There's no argument that New York City had a sensational resurgence in the 1990s after years of meltdown from rabid lawlessness and economic chaos. Of course, transformations are never one-dimensional, and Rudy Giuliani critics point to a national economic boom, federal grants for 7,000 new officers, and improved national crime trends.
Most objective observers agree, though, that the proactive approach taken by Giuliani and Police Chief William Bratton gave a significant, if not decisive, impetus to the dramatic crime reduction.
These two trumpeted the philosophy of the 1982 Atlantic Monthly published study called the "Broken Windows Theory." That paper was based on observations of how one unattended broken window led to more of the same. The authors further substantiated their conclusions by putting a car with an open hood out on the streets in both Palo Alto and the Bronx. The end-all postulation was that disorder breeds anti-social behavior, inextricably linking urban chaos and crime in a self-perpetuating negative feedback loop.
New York, then, took on small things to break the cycle; starting with petty crimes and nuisances like graffiti, vandalism, jaywalking, turnstile jumping, and aggressive panhandling from the traffic-light squeegee men. The transformational mood created was that New Yorkers, in fact, "cared" about their community.
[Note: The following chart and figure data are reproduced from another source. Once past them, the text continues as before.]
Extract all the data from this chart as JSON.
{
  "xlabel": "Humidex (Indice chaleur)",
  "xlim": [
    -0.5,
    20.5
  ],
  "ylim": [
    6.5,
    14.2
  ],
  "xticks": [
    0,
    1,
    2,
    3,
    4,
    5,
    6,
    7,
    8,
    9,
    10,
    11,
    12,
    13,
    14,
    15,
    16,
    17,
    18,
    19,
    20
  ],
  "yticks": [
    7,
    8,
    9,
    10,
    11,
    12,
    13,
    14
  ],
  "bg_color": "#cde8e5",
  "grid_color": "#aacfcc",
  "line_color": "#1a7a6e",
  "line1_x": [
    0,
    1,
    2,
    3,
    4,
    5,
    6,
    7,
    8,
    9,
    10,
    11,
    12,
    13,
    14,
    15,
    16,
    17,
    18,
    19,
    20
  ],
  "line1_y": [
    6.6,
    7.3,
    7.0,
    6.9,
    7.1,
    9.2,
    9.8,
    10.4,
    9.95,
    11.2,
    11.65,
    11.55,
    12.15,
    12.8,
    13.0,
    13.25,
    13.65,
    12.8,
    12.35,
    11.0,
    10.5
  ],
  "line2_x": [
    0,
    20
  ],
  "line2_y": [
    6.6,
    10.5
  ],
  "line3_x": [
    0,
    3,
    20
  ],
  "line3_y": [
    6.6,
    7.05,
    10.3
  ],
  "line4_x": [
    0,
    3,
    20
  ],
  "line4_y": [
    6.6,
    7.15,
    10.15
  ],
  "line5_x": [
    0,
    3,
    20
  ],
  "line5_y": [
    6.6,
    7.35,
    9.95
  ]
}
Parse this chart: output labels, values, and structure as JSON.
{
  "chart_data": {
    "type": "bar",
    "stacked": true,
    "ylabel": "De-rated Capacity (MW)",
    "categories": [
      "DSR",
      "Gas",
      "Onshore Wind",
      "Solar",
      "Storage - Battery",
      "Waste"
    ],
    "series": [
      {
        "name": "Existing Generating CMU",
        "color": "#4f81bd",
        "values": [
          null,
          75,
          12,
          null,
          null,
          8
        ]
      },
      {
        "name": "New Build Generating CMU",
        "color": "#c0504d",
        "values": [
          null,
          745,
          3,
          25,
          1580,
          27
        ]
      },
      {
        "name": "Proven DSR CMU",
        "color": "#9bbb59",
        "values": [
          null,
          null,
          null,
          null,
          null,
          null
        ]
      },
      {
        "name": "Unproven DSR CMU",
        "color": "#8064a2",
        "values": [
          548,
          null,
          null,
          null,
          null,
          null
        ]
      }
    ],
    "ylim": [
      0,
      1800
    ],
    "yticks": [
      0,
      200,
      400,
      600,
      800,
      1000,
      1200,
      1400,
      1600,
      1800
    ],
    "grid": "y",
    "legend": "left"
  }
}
Where's Antioch in this picture? Well, we could certainly benefit by augmenting a force of sworn officers that's down by 35. Chalk up that shortfall to city coffers going from $48 million to $35 million in annual revenue. It's a budgeting nightmare that's devastated visibility, response times and special units like traffic control, gang prevention and school resource officers.
While waiting for the cavalry, we need, though, keep on doing the small things. Neighborhood Watch and vigilant citizens deserve kudos. Shopping cart removal has improved. Thankfully, property is selling and abandoned homes are down, but code enforcement, though back, is still threadbare.
A friend of mine was both flashed last week on the street and found a naked woman sleeping in her backyard. The downtown homeless situation and panhandlers at freeway exits is a serious concern.
Also, too many kids are out on the street during the day and after curfew hours.
Then there is the relic of the past, traffic control. Obviously, enforcement won't deter every speeder and red-light runner, but it can't hurt. I fully understand the priorities of our understaffed and heroically performing police department, but it's free license now and, I'm afraid, a wild west feel that anything goes in Antioch.
Like New York, we have to show we "care" and are a place of law and order. Let's not forget the small stuff.
Walter Ruehlig is a former Antioch school trustee and a current Antioch resident.